To see why this would help, recall that the difference in cost only depends on differences in the number of hiring events. Our expected number of hires in the worst case is equal to the total number of candidates. In randomized order, the expected number of hires drops. The probability that we'll hire the first candidate is always 1. The probability that the next candidate is better than the first (and thus hirable) is 1/2, and the probability that the third candidate is better than the first two (and thus hirable) is 1/3, ...

We can generalize this by saying that the expected number of hires in a list of length n is the sum from i=1 to n of 1/i, which is equivalent to the natural log. Or, in python:

In [32]:
from math import log, e

def expected_hires(array):
    return log(len(array), e)

The difference in the expected number of hires then, and therefore the cost, is:

In [8]:
len(worst_case) - expected_hires(worst_case)

7.697414907005954

## Randomized algorithms

It may help us, then, to randomize the order of our candidates before hiring. Assuming that we already have a random number generator like `numpy.random`, we can randomize the order (or permute) by generating random values, and sorting on those random values.

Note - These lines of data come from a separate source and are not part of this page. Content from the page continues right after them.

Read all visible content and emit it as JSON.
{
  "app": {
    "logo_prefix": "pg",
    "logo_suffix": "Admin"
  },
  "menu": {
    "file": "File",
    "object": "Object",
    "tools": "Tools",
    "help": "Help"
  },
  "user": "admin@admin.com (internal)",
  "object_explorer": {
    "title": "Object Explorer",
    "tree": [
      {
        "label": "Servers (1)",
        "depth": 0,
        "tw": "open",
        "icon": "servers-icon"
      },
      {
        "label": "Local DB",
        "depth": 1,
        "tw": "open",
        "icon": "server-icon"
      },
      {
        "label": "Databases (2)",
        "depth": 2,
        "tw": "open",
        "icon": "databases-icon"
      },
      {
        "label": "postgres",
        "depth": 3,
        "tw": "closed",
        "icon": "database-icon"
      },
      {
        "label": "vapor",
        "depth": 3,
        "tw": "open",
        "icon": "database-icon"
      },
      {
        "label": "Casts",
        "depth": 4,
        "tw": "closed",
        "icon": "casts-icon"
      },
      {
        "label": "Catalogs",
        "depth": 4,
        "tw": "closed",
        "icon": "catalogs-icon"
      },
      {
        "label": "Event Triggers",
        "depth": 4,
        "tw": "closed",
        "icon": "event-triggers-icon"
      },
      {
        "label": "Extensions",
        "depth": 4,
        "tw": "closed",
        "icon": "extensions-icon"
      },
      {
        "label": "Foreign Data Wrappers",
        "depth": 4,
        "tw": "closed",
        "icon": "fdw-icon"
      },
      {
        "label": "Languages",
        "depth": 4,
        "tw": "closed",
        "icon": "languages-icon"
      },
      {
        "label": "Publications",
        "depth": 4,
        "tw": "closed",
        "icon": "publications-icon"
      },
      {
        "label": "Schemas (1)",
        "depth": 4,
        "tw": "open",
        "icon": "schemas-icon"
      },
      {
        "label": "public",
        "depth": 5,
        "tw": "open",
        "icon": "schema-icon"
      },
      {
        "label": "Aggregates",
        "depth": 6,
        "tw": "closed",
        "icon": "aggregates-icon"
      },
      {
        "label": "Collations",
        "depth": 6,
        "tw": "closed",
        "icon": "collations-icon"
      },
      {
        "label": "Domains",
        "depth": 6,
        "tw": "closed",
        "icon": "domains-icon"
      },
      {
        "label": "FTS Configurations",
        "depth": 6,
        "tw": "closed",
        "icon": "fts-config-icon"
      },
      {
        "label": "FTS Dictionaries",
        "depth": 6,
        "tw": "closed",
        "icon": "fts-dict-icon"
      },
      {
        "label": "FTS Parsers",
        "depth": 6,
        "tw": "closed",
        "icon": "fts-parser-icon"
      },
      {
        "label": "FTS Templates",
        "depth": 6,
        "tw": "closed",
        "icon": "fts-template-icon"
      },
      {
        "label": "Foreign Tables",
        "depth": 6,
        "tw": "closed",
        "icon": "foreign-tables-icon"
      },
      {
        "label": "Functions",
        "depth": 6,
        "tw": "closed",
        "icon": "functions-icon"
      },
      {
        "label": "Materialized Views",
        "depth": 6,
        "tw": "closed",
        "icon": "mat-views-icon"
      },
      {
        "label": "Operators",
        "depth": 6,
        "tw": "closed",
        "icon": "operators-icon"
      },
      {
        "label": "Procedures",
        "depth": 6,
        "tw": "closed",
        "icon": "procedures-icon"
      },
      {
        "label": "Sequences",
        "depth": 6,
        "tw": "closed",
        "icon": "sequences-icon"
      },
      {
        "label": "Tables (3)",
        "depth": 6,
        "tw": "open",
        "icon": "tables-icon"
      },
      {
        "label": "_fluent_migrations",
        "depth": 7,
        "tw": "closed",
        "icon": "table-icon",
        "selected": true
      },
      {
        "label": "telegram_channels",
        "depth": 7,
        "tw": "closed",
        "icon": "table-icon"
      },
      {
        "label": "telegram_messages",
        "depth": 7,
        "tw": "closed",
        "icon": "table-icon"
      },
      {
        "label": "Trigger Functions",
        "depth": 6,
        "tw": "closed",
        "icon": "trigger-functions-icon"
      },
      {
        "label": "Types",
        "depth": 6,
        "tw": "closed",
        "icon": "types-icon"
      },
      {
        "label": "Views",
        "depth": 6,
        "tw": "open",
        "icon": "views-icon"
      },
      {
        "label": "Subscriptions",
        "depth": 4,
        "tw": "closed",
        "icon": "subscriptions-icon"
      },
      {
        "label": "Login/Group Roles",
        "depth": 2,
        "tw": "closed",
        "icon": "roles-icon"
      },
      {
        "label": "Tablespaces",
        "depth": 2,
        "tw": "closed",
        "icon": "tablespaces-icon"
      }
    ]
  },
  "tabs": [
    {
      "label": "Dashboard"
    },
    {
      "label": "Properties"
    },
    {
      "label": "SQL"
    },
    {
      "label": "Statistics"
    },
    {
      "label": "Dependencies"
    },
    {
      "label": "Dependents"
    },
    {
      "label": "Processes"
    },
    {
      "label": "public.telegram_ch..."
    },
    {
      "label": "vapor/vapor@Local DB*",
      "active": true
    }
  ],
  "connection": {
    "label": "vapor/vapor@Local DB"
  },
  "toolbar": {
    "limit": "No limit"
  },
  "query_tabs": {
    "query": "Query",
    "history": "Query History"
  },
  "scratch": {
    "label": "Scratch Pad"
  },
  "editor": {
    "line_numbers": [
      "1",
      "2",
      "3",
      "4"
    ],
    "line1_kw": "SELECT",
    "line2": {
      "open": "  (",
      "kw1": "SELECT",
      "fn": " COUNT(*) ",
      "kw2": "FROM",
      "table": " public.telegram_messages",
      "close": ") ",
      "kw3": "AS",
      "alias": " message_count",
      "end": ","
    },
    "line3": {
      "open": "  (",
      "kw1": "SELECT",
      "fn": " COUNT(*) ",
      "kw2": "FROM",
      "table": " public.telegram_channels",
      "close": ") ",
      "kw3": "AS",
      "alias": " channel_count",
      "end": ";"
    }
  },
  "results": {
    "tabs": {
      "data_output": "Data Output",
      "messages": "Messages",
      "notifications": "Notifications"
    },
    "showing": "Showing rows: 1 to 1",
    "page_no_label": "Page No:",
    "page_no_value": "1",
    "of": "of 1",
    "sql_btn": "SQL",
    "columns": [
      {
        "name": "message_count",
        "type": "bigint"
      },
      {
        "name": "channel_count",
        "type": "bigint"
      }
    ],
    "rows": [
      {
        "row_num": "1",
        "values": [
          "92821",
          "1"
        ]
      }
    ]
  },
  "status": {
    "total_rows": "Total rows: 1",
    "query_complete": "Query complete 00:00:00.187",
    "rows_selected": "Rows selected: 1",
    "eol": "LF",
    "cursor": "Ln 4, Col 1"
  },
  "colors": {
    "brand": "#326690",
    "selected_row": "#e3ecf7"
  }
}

A faster strategy is to randomize the array in place, by swapping each element of the array with a randomly selected element.

In [9]:
from numpy import random

def randomize_in_place(array):
    n = len(array)
    iterating_ix = 0
    while iterating_ix < n:
        iterating_value = array[iterating_ix]
        random_ix = random.randint(iterating_ix, n)
        random_value = array[random_ix]
        array[iterating_ix] = random_value
        array[random_ix] = iterating_value
        iterating_ix += 1
    return array

As a sanity check, we can see how this handles an array of ordered integers:

In [10]:
randomize_in_place([1,2,3,4,5])

[4, 1, 3, 5, 2]

This can be used to get us the best applicant in ln(n) hires:

In [27]:
hiring_process(randomize_in_place(worst_case), 0, 1)

3

However, hiring can be very expensive, so it might be better to hire only one candidate, even if they are not the best possible candidate. We can hire once and get the best candidate out of `n` candidates, without interviewing all of them, with probability `1/e`, or about 40%, by employing the following strategy: 

We select the first `n/e` candidates, and interview them without hiring any of them. Then, we hire the first candidate afterwards with a higher rank than the ones we have just rejected.

In Python, this might look like:

In [43]:
def online_hiring_process(array):
    current_candidate = -1
    ix = 0
    switch_ix = round(len(array)/e)
    while ix <= switch_ix:
        if array[ix] > current_candidate:
            current_candidate = array[ix]
        ix += 1
    while ix < len(array):
        if array[ix] > current_candidate:
            percent_interviewed = ix / len(array) * 100
            return """
            You interviewed {} percent of candidates, and hired {}
            """.format(percent_interviewed, array[ix])
        else:
            ix += 1

As a sanity check, we can try this on a few randomized arrays where we know that max value:

In [49]:
for i in range(0,10):
    print(online_hiring_process(randomize_in_place(list(range(0,100)))))


            You interviewed 53.0 percent of candidates, and hired 99
            
None
None

            You interviewed 41.0 percent of candidates, and hired 94
            

            You interviewed 90.0 percent of candidates, and hired 99
            

            You interviewed 72.0 percent of candidates, and hired 99
            
None
None
None

            You interviewed 63.0 percent of candidates, and hired 99
            


The advantages here are that this algorithm is fast, and in particular has reduced your hiring cost to the lowest possible level (while still hiring a candidate).

The obvious disadvantage is that occassionally your best candidate is in the first `n/e`, and you hire no one.